Disaffected youth wild card in Kenya’s cliffhanger vote

epa06131598 A Kenyan voter (R) holds her child as she casts her vote at a polling station in the Kibera slum, Nairobi, Kenya, 08 August 2017.  Kenyans are casting their votes in the general elections, with President Kenyatta being challenged by the popular opposition leader Raila Odinga. During the final week of campaigning, a top election official was murdered amid claims of vote-rigging and President Kenyatta called for calm as fears of post-election violence arose.  EPA/DANIEL IRUNGU


Bloomberg

Having watched Kenya’s economic boom pass him by, security guard Frederick Kibaraza is skeptical whether there’s
any point voting in Tuesday’s cliffhanger elections.
“I am not falling for the ideas of politicians,” Kibaraza, 27, said as he strolled along a dusty street near his home in Kawangware, a slum in the capital, Nairobi. “We vote for them and they go there and benefit themselves. Somebody driving a Toyota Corolla, we vote for them and after one year you see him with a Range Rover, a Mercedes-Benz.”
The average age in Kenya is just 19 and with more half of the 19.6 million registered voters aged under 35, Kibaraza and his contemporaries have the power to determine the outcome of a presidential contest that could go either way. While both incumbent President Uhuru Kenyatta, 55, and former Prime Minister Raila Odinga, 72, have gone all-out to woo young voters, their biggest challenge will be to overcome political apathy.
They’re vying to lead a country that ranks among the five biggest economies in sub-Saharan Africa, is the world’s biggest exporter of black tea, and is a regional hub for companies including Google Inc. and Coca-Cola Co.
Voting got underway at 6 a.m. local time and is scheduled to end at 5 p.m. Electoral authorities are expected to start announcing results later tonight. Kenyatta and Odinga urged voters to turn out in large numbers as they cast their ballots earlier on Tuesday.
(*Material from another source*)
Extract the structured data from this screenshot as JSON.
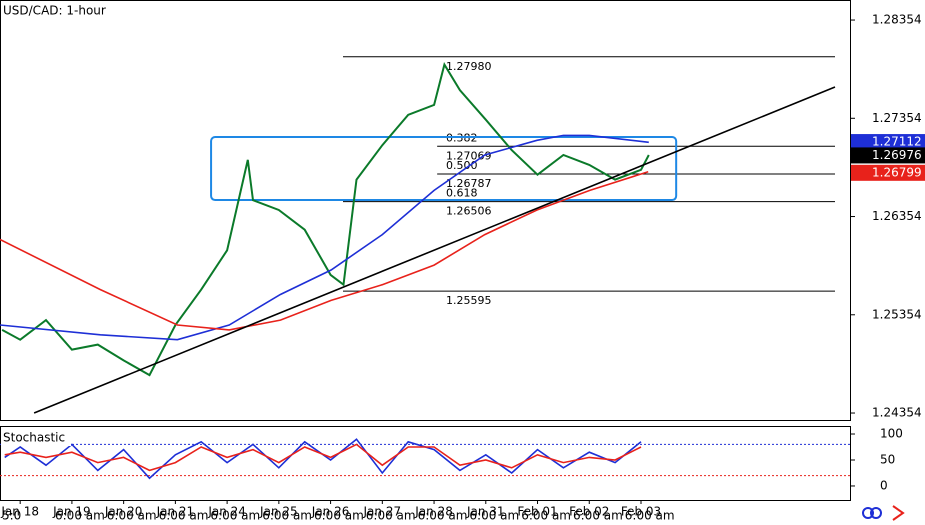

Ndung’u Wainaina, executive director at the Nairobi-based International Center for Policy & Conflict, expects the opposition to be the main beneficiary of young voters’ discontent over a dearth of economic opportunities. “Theirs’ will likely be a protest vote against the conservatives,” he said. “If the youths want, they can become the actual determinants of the vote if they choose to come out to vote en masse.”

CORRUPTION SCANDAL
Odinga has said he’ll uplift Kenya’s youth by raising living standards and stamping out corruption, while Kenyatta’s campaign pledges include creating 1.3 million jobs a year and increasing access to free education at state schools. A vow the president made during his 2013 campaign to revitalize the National Youth Service, which works to teach skills and provide jobs, went awry when an official probe found that civil servants conspired with contractors to allegedly embezzle at least 1.8 billion shillings ($17.3 million) from the state-run agency.
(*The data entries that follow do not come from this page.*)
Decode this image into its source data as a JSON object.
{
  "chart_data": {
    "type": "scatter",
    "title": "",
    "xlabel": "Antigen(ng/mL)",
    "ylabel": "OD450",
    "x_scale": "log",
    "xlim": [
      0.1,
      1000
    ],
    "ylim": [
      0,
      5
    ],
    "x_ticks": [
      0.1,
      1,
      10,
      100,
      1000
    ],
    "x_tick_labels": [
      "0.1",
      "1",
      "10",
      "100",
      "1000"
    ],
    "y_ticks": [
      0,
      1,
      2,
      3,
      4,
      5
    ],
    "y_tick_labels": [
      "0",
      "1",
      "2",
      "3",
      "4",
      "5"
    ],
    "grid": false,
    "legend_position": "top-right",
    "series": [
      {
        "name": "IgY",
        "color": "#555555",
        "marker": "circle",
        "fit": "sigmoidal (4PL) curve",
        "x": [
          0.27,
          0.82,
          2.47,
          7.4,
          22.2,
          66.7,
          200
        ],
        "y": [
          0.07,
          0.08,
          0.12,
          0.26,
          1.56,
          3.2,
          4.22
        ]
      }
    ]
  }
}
While East Africa’s largest economy has grown an average of 5.7 percent a year since Kenyatta took office in 2013, almost half the 47-million population lives on less than $2 a day and the unemployment rate is about 40 percent. The government doesn’t break the data down by age, though a survey published last year by Alex Awiti and Bruce Scott of Aga Khan University showed 55 percent of 1,854 respondents aged 18 to 35 didn’t work and 63 percent of them ranked the lack of jobs as their biggest concern.
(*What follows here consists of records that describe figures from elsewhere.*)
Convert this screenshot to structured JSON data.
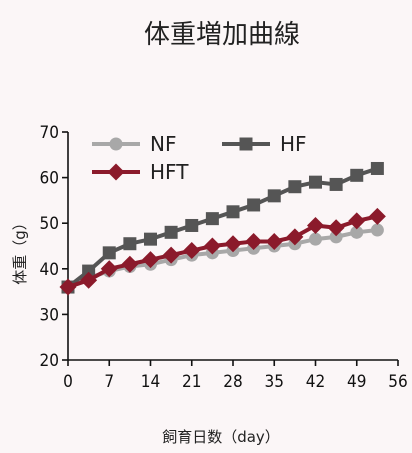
{
  "chart_data": {
    "type": "line",
    "title": "体重増加曲線",
    "xlabel": "飼育日数（day）",
    "ylabel": "体重（g）",
    "xlim": [
      0,
      56
    ],
    "ylim": [
      20,
      70
    ],
    "x_ticks": [
      0,
      7,
      14,
      21,
      28,
      35,
      42,
      49,
      56
    ],
    "y_ticks": [
      20,
      30,
      40,
      50,
      60,
      70
    ],
    "grid": false,
    "legend": "top-left",
    "series": [
      {
        "name": "NF",
        "color": "#a8a8a8",
        "marker": "circle",
        "x": [
          0,
          3.5,
          7,
          10.5,
          14,
          17.5,
          21,
          24.5,
          28,
          31.5,
          35,
          38.5,
          42,
          45.5,
          49,
          52.5
        ],
        "y": [
          36,
          38,
          39.5,
          40.5,
          41,
          42,
          43,
          43.5,
          44,
          44.5,
          45,
          45.5,
          46.5,
          47,
          48,
          48.5
        ]
      },
      {
        "name": "HF",
        "color": "#555555",
        "marker": "square",
        "x": [
          0,
          3.5,
          7,
          10.5,
          14,
          17.5,
          21,
          24.5,
          28,
          31.5,
          35,
          38.5,
          42,
          45.5,
          49,
          52.5
        ],
        "y": [
          36,
          39.5,
          43.5,
          45.5,
          46.5,
          48,
          49.5,
          51,
          52.5,
          54,
          56,
          58,
          59,
          58.5,
          60.5,
          62
        ]
      },
      {
        "name": "HFT",
        "color": "#8b1a2b",
        "marker": "diamond",
        "x": [
          0,
          3.5,
          7,
          10.5,
          14,
          17.5,
          21,
          24.5,
          28,
          31.5,
          35,
          38.5,
          42,
          45.5,
          49,
          52.5
        ],
        "y": [
          36,
          37.5,
          40,
          41,
          42,
          43,
          44,
          45,
          45.5,
          46,
          46,
          47,
          49.5,
          49,
          50.5,
          51.5
        ]
      }
    ]
  }
}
There are eight contenders in the presidential race. Three polls released Aug. 1 show Odinga, who leads a five-party coalition known as the National Super Alliance, is favored by between 44 and 49 percent of the electorate, while Kenyatta has 47 to 48 percent backing. A candidate needs 50 percent plus one vote and a quarter of ballots in more than half of Kenya’s 47 counties to win and avoid a runoff.